Semana que vem, volta.
-A gente nunca mais deveria fazer isso. — você que disse, e eu só concordei, em silêncio, com a xícara na mão.
Na semana seguinte, lá estava você de novo, cabelos platinados embaraçados como só um dia de manhã cedo consegue deixar, presos num rabo de cavalo desleixado. Seu rosto ainda tem marcas do travesseiro. Engraçado. Veste uma das minhas camisetas, muito amassada, mas que vai logo tirando, como se sentisse vergonha daquilo, e procura o vestido preto e justo da noite anterior, que ficou perdido em algum canto do apartamento.
É bom ter uma sacada grande, sabe? Não dá aquela sensação terrivelmente opressora que as vezes a paisagem predominantemente urbana ao redor gera. Também é bom morar no último andar. É como ter todo o céu ao seu dispor. Dá pra ficar escorado no parapeito tomando café enquanto as outras pessoas na cidade ainda não acordaram. Ou pra ficar sozinho ouvindo as promessas que o dia faz, quase sempre otimistas.

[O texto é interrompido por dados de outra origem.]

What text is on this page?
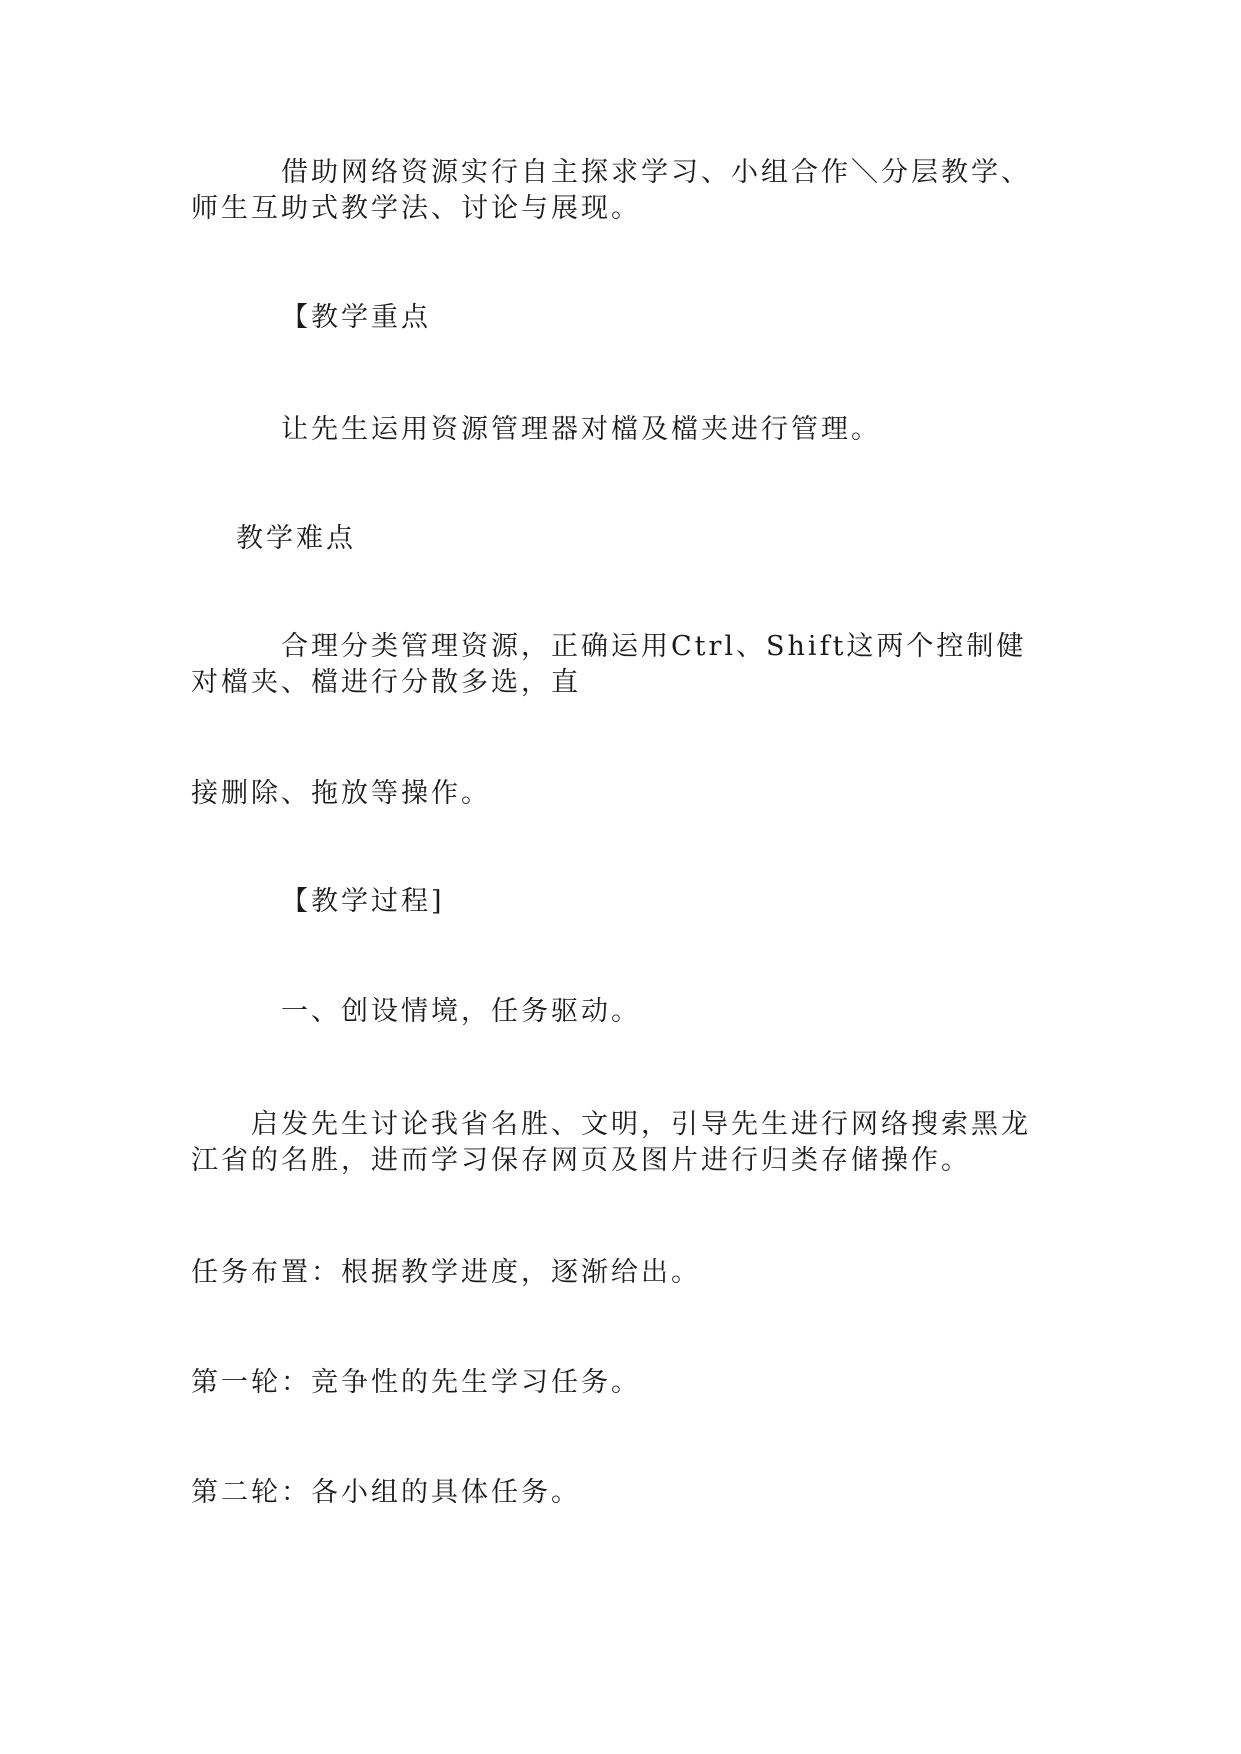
借助网络资源实行自主探求学习、小组合作＼分层教学、师生互助式教学法、讨论与展现。

【教学重点

让先生运用资源管理器对檔及檔夹进行管理。

教学难点

合理分类管理资源，正确运用Ctrl、Shift这两个控制健对檔夹、檔进行分散多选，直

接删除、拖放等操作。

【教学过程]

一、创设情境，任务驱动。

启发先生讨论我省名胜、文明，引导先生进行网络搜索黑龙江省的名胜，进而学习保存网页及图片进行归类存储操作。

任务布置：根据教学进度，逐渐给出。

第一轮：竞争性的先生学习任务。

第二轮：各小组的具体任务。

“Vou te dar um bom sol”, me diz o dia, “vai curar tuas olheiras” e sorri, “Mas não agora, por favor”, eu respondo, “não quero que desça quente demais o café”.

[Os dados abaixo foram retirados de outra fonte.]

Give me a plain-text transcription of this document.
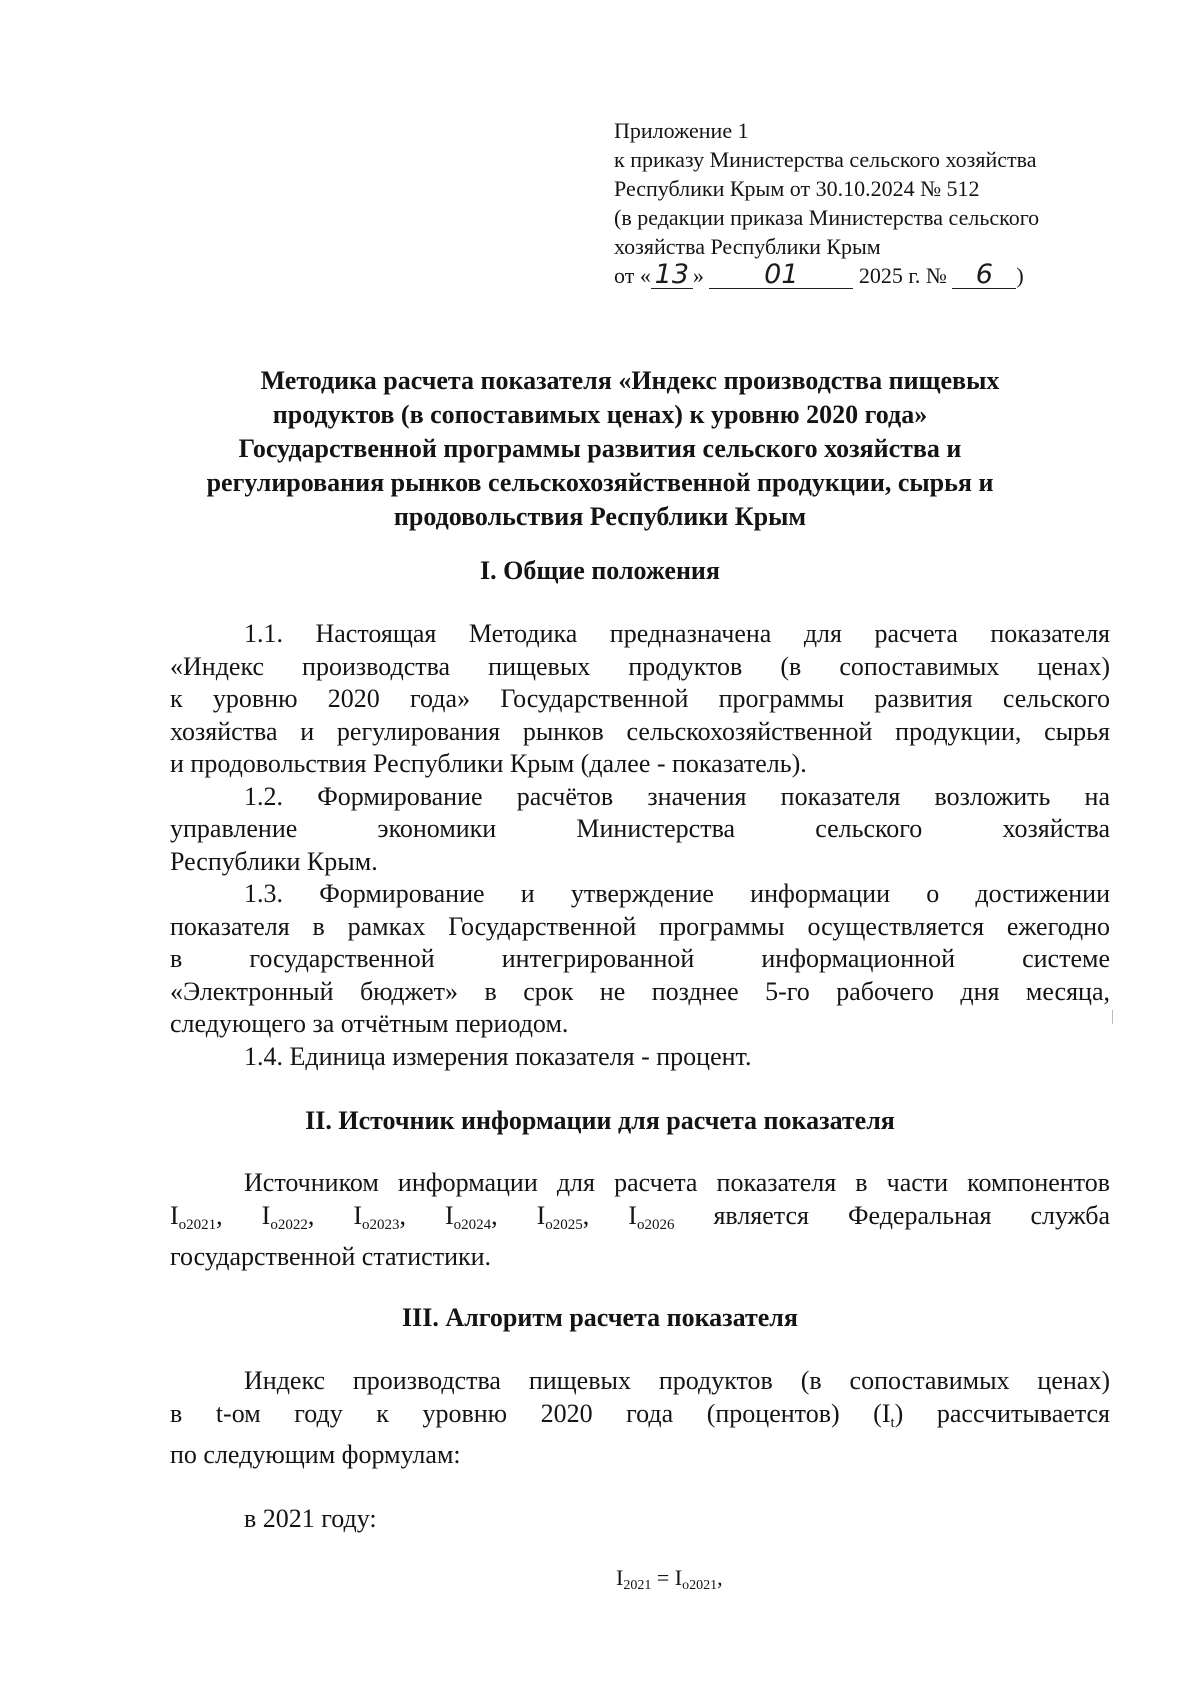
Приложение 1
к приказу Министерства сельского хозяйства
Республики Крым от 30.10.2024 № 512
(в редакции приказа Министерства сельского
хозяйства Республики Крым
от « 13 » 01	2025 г. № 6 )
Методика расчета показателя «Индекс производства пищевых
продуктов (в сопоставимых ценах) к уровню 2020 года»
Государственной программы развития сельского хозяйства и
регулирования рынков сельскохозяйственной продукции, сырья и
продовольствия Республики Крым
I. Общие положения
1.1. Настоящая Методика предназначена для расчета показателя
«Индекс производства пищевых продуктов (в сопоставимых ценах)
к уровню 2020 года» Государственной программы развития сельского
хозяйства и регулирования рынков сельскохозяйственной продукции, сырья
и продовольствия Республики Крым (далее - показатель).
1.2. Формирование расчётов значения показателя возложить на
управление экономики Министерства сельского хозяйства
Республики Крым.
1.3. Формирование и утверждение информации о достижении
показателя в рамках Государственной программы осуществляется ежегодно
в государственной интегрированной информационной системе
«Электронный бюджет» в срок не позднее 5-го рабочего дня месяца,
следующего за отчётным периодом.
1.4. Единица измерения показателя - процент.
II. Источник информации для расчета показателя
Источником информации для расчета показателя в части компонентов
$I_{o2021}$, $I_{o2022}$, $I_{o2023}$, $I_{o2024}$, $I_{o2025}$, $I_{o2026}$ является Федеральная служба
государственной статистики.
III. Алгоритм расчета показателя
Индекс производства пищевых продуктов (в сопоставимых ценах)
в t-ом году к уровню 2020 года (процентов) $(I_t)$ рассчитывается
по следующим формулам:
в 2021 году:
$I_{2021} = I_{o2021}$,
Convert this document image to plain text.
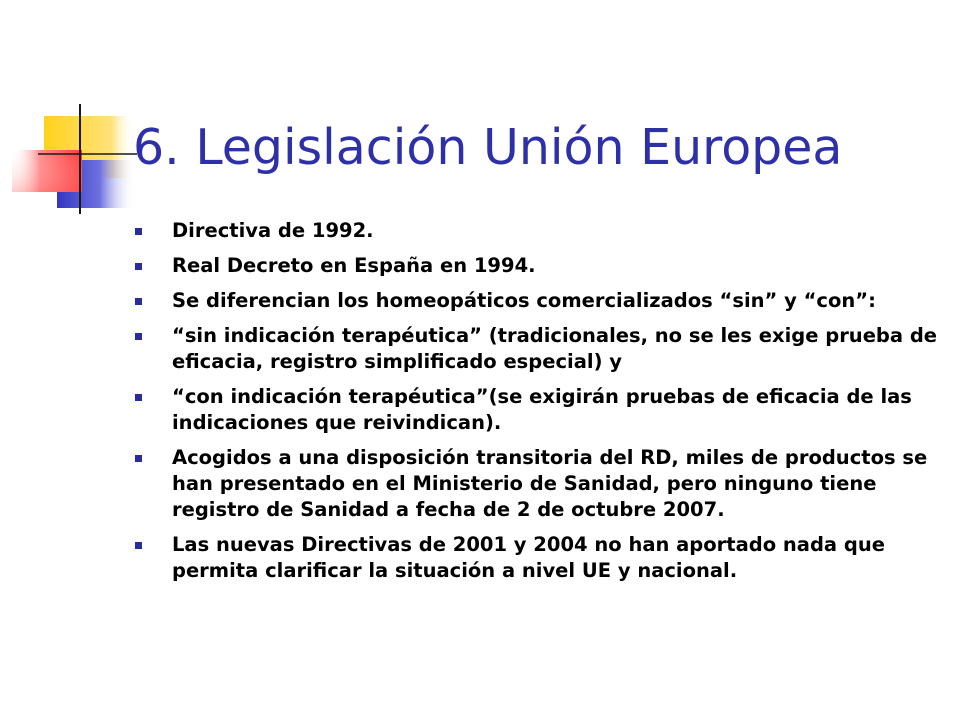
6. Legislación Unión Europea
Directiva de 1992.
Real Decreto en España en 1994.
Se diferencian los homeopáticos comercializados “sin” y “con”:
“sin indicación terapéutica” (tradicionales, no se les exige prueba de eficacia, registro simplificado especial) y
“con indicación terapéutica”(se exigirán pruebas de eficacia de las indicaciones que reivindican).
Acogidos a una disposición transitoria del RD, miles de productos se han presentado en el Ministerio de Sanidad, pero ninguno tiene registro de Sanidad a fecha de 2 de octubre 2007.
Las nuevas Directivas de 2001 y 2004 no han aportado nada que permita clarificar la situación a nivel UE y nacional.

Aqui é longe de onde cresci e ainda que bata muita brisa, não bate aquela saudade de voltar. A gente é meio diferente disso, não é? Você tem essa necessidade de ir logo embora, mesmo que seja muito cedo da manhã. Só que sempre volta. Cheguei há poucos dias, dias suficientes pra você conseguir inventar desculpas palpáveis para tanta ausência, algo que o cara aquele, que eu nem quero conhecer, saber nome ou o que quer que seja, deva sentir. Mas ele ainda é seu namorado, é o que você diz. Por mim tanto faz, não sou eu que levanto a cada dia com remorso.
Eu também prometi que ia parar, mas não me arrependo.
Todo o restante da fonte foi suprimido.